As web developers we are faced with this problem: how do we scale up our code to handle high traffic? A lot of time and engineering goes into this problem -- time to simulate the traffic we expect and add servers to our cluster, cache heavy database access, etc, in anticipation of the load. Time is precious. This time could be spent optimizing the usefulness of our web product and creating interesting content. No one really congratulates you when a website works, they expect it to work.
When Google App Engine was released their pitch was: "Run your web apps on Google's infrastructure. Easy to build, easy to maintain, easy to scale." As a web developer I was excited by this because it sounded like I could spend my time on the important thing: innovation!

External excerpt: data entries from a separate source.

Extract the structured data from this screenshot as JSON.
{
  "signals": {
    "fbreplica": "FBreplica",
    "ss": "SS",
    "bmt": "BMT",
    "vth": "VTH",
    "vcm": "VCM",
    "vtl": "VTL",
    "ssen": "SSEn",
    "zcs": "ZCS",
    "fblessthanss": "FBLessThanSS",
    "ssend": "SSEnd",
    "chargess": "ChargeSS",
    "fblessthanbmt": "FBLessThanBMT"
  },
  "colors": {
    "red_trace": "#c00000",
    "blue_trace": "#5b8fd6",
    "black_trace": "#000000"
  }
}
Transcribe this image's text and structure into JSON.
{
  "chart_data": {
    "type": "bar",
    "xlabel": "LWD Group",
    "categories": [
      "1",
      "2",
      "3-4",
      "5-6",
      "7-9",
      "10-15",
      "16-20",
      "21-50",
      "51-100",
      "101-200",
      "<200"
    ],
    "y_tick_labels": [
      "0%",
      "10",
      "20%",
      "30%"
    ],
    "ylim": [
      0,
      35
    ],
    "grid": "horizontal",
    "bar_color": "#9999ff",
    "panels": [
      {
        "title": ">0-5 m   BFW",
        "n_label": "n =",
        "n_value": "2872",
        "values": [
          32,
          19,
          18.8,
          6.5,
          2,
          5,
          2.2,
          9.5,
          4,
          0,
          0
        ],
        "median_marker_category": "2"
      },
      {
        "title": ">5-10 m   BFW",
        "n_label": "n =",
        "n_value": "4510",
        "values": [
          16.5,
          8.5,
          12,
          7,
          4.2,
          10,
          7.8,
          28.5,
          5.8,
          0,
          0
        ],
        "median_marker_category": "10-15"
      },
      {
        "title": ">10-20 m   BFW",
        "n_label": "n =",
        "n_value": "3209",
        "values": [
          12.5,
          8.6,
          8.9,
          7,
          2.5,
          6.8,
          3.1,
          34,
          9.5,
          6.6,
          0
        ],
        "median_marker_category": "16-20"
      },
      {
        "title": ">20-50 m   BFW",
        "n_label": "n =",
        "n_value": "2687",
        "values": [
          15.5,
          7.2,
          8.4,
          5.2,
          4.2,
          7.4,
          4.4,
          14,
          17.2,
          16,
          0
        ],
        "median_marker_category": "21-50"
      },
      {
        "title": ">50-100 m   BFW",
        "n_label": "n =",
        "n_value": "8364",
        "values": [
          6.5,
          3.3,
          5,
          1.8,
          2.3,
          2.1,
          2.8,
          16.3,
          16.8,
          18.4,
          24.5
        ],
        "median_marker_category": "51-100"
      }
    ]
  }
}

I started running some internal apps for an online radio station (CHIRP Radio) because the price was right (free) and we knew that eventually we'd have a lot of data so infinite scalability was appealing. The apps do not get heavy traffic but they are used nearly every second of the day by a live DJ in the studio since the station broadcasts 21hrs/day.
After one year of running these apps, here's the reality of what Google App Engine offers to web developers: a volatile environment that's capable of high traffic and lots of data stoage but one which requires custom code.
Nothing has been published about the hardware that each app runs on but I have noticed from the logs that an app instance will typically start up and serve about 10 requests before another instance starts up somewhere else. Within each request, there are a lot of limitations for what an app can do. If it uses too much cpu it might die or time out. The biggest killer is app startup time, which is limited just like any other request (IMO, the limitations should be more lax for app startup). Then there is the datastore. Even after its growing pains, there are still random datastore timeouts in our app at least once a day.
The Google App Engine status page has some checks that sample latency across the entire system. When they reach a threshold, an error is reported and acknowledged by Google. Occasionally there are refunds for paid accounts if the errors are substantial. However, any latency that happens in your app might not be enough to tip over the sampling threshold of the status monitor. When your app times out, the result is a 500 page for your users. This instability is unpredictable and thus hard to plan for and develop against. A page you built might run fine for a couple days but then it might time out the next day.
But it is possible to write better code to work with this volatile system. So what does that mean for web developers? We are back to spending time on optimization. This is not the cloud I was hoping for. I was hoping that Google App Engine would take on all the responsibility of making the servers scale if I were to deliver fully tested, working code. If someone could solve this problem of scalability then it would be a huge benefit to developers. It would allow us to spend our time dreaming up and implementing websites. Well, maybe App Engine will solve this problem over time.
Even with the need to micro-optimize, Google App Engine is still useful though. The optimization is much different than typical scaling. Instead of expanding a server or sharding a database you just have to make the code more compact so that it uses very little cpu, caches all datastore queries as much as possible, etc. This will, admittedly, take less time and effort than scaling up with a fully self-hosted infrastructure would.
Ultimately, I hope that future cloud providers understand the limited benefits of App Engine's volatile system. Actually, it makes App Engine feel more like shared hosting, which never worked well.